ドラクエ3リメイク、海外での評価は? 米誌「オルテガのなまりがぴったり」
RPGゲーム『ドラゴンクエスト3』リメイク版が発売され、海外でも高い評価を得ている。古き良き時代の雰囲気をそのままに、現代の高精細なグラフィックで再現したことで好評を呼んだようだ。「史上最高のリメイクの一つ」などの賛辞が寄せられている。
◆進化したビジュアルに没入する
海外レビュー集積サイト「メタクリティック」におけるメタスコア(12月4日時点)は、PC版の87を筆頭に、プレイステーション5版で84、スイッチ版で82、Xbox版で78と、いずれも高い水準だ。
ゲームライターのオリー・バーダー氏は、米フォーブス誌への寄稿で、「史上最高のリメイク作品の一つ」だと絶賛する。オリジナル版からの進化点について氏は、まずビジュアル面において、キャラクターが「愛らしい2Dのピクセルアート」で表現されるようになったと指摘する。
サウンド面では、すぎやまこういち氏のクラシック楽曲が東京都交響楽団によるオーケストラで新たに収録された。また、ボイスオーバーも大きな改善点の一つだ。英語版では、特に主人公の父オルテガの声を担当したデイブ・ジョーンズ氏の演技が秀逸で、イギリス北部のアクセントがキャラクターに非常によく合っているという。
◆伝統のシステムに新要素を融合
リメイクは古くからのユーザーの大きな期待に応えた。
米テックメディアのヴァージは、探索とターン制バトルがオリジナル作品のシステムを継承していると紹介。一方で新要素として、仲間に出来るモンスターとして「はぐれモンスター」の分類を新たに実装した。
ポイントは新旧の要素の絶妙なバランスだ。ヴァージは、「時には、シンプルで昔ながらのRPGが必要なこともある」と力説。ビジュアル面では「信じられない」ほど進化を遂げつつ、システム面は旧作の体験を継承し「ほっとするような親しみやすいアドベンチャー」に仕上がったと評価している。
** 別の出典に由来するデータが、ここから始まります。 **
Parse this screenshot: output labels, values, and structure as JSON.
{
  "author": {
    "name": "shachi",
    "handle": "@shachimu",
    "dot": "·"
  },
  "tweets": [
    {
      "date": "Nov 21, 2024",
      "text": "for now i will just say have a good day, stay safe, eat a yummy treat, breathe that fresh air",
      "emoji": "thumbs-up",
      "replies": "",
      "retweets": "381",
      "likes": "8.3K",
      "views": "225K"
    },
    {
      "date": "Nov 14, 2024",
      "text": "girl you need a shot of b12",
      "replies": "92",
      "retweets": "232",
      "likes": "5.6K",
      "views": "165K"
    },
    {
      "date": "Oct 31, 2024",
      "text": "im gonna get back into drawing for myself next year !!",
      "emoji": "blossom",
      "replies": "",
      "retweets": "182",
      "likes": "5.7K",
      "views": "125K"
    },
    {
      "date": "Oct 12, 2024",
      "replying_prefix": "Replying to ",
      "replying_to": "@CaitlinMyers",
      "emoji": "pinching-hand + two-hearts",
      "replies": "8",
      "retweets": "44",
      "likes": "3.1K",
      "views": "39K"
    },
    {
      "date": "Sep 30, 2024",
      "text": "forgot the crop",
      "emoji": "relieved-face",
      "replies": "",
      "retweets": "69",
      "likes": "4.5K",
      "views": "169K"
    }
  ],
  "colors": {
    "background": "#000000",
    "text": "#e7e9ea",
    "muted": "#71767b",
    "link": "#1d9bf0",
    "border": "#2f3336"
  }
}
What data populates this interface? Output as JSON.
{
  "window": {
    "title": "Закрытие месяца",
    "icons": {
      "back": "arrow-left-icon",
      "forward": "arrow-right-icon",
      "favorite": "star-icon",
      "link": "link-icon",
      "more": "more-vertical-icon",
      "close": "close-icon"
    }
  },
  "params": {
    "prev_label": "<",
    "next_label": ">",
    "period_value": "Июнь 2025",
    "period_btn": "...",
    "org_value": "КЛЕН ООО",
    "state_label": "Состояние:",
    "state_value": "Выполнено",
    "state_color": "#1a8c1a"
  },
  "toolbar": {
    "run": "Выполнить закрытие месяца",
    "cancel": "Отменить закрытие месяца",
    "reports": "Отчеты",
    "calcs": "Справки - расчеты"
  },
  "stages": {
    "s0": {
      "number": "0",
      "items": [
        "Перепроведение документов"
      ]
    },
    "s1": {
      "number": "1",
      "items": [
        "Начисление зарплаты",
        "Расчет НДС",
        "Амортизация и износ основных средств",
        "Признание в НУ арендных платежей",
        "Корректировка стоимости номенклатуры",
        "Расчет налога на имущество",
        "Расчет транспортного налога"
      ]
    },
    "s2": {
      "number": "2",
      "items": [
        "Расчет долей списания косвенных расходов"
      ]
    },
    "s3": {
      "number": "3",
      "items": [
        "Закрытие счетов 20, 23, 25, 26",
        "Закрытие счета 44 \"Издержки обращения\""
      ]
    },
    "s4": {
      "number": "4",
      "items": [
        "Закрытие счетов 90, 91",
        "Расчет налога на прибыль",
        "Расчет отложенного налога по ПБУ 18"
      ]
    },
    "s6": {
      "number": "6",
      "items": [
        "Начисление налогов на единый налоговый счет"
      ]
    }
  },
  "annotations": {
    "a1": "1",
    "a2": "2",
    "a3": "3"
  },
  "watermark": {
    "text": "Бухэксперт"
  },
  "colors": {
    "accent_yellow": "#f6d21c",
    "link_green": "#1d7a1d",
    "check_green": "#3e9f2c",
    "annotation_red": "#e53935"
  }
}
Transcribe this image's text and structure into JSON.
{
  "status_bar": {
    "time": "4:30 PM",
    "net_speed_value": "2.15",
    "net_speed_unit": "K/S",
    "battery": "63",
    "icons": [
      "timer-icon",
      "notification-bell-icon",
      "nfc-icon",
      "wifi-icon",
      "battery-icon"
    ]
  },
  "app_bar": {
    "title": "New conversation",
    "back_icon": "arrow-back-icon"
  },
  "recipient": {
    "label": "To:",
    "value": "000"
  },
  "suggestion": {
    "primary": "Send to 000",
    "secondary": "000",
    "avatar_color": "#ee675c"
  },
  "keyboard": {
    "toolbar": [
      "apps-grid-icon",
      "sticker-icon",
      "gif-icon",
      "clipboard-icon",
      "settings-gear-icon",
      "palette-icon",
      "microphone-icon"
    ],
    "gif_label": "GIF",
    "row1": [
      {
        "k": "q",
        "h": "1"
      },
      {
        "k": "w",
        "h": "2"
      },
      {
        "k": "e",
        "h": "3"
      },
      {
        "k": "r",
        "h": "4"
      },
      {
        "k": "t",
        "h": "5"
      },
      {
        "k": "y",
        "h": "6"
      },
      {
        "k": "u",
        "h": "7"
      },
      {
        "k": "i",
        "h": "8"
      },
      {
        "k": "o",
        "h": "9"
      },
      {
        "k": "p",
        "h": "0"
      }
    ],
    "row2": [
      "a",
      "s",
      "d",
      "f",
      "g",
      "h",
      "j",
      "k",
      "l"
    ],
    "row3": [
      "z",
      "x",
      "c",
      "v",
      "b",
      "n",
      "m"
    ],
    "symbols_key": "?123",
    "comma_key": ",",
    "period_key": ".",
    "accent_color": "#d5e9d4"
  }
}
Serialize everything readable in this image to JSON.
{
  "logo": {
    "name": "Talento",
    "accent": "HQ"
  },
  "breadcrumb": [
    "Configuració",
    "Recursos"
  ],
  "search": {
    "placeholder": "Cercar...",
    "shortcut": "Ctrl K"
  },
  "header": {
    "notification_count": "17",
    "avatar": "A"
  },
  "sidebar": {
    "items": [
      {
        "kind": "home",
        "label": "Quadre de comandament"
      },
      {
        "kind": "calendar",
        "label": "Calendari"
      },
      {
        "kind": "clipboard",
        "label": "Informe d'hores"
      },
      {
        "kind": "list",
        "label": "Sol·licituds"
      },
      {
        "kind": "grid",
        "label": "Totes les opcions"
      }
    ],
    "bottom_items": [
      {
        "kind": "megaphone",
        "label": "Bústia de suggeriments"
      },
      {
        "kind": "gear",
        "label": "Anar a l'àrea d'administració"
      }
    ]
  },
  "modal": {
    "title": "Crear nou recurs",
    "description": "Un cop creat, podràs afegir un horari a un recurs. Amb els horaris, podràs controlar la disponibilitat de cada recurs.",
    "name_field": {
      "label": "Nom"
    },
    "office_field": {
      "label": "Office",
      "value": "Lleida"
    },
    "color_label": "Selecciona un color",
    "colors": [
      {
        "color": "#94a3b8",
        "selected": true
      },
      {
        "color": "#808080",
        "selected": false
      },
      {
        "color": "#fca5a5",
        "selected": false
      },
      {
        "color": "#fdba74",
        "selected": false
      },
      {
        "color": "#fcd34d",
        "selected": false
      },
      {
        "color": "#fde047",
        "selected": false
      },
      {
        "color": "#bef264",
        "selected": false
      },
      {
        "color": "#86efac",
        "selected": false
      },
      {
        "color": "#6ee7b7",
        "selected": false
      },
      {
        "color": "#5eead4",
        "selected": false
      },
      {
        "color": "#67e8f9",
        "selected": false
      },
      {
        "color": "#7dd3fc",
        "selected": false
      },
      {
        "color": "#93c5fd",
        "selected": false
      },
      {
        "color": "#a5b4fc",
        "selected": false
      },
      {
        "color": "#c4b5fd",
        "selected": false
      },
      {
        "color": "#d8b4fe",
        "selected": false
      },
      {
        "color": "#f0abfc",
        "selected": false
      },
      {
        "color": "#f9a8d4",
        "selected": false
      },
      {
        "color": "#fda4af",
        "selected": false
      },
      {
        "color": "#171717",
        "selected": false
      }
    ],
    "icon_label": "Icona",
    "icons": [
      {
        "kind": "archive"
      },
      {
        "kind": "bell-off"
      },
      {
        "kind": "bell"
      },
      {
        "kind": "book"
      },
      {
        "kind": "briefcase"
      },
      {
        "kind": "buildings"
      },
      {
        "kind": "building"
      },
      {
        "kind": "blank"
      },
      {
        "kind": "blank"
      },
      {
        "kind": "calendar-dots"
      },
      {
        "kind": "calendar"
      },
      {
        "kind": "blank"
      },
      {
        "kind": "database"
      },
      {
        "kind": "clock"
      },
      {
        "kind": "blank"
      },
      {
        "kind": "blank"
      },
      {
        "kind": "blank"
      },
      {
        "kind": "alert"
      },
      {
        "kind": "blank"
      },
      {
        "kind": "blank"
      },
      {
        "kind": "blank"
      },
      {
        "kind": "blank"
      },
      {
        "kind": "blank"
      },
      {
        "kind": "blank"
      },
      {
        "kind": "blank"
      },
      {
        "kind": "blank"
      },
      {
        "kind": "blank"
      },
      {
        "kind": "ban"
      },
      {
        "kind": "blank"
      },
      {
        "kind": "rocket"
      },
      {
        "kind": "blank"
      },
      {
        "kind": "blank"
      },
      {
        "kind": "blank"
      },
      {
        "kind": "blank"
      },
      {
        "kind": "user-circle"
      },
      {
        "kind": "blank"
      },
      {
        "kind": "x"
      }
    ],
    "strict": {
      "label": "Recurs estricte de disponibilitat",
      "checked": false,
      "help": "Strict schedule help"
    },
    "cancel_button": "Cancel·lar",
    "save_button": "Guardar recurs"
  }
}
バーダー氏は、「(オリジナル版の)『ドラゴンクエストIII』は、最高のロールプレイングゲームの一つであり、文化的に重要な作品であると、しばしば、そして正しく評価されている」と指摘。それだけにリメイクはハードルが高かったが、「このゲームがその期待に十分見合う出来栄えであることを嬉しく思う」と出来映えに満足した様子だ。
◆古典RPGを見事にリメイク
老舗ゲームサイトの米IGNは、「古典的なRPGをリメイクする模範的な例」であると絶賛している。1988年のファミコン版オリジナルの基本設計を忠実に維持しながら、現代的な改善を加えることで、完璧なバランスを実現したと述べている。
戦闘システムの柔軟性は特筆すべき点だ。いつでも切り替え可能な3段階の難易度設定に加え、戦闘アニメーションの速度調整や、パーティーメンバーの行動設定など、プレイヤーの好みに応じてカスタマイズできる。
また、レベルアップ目的の戦闘の際は自動戦闘に任せ、重要なボス戦の前に手動操作に戻すといった使い分けが可能で、いわゆる「経験値稼ぎ」の面倒を解決した。旧作の精神を受け継ぎながらも、戦闘のテンポアップなどで現代にふさわしい作品に仕上がっている。
ヴァージは、「自分と剣と魔法、そして倒すべきモンスターがいっぱいいるだけ。時には、それだけで十分なのだ」と結んでいる。子供時代に夢中になった冒険譚に、もう一度没入できる秀作となっているようだ。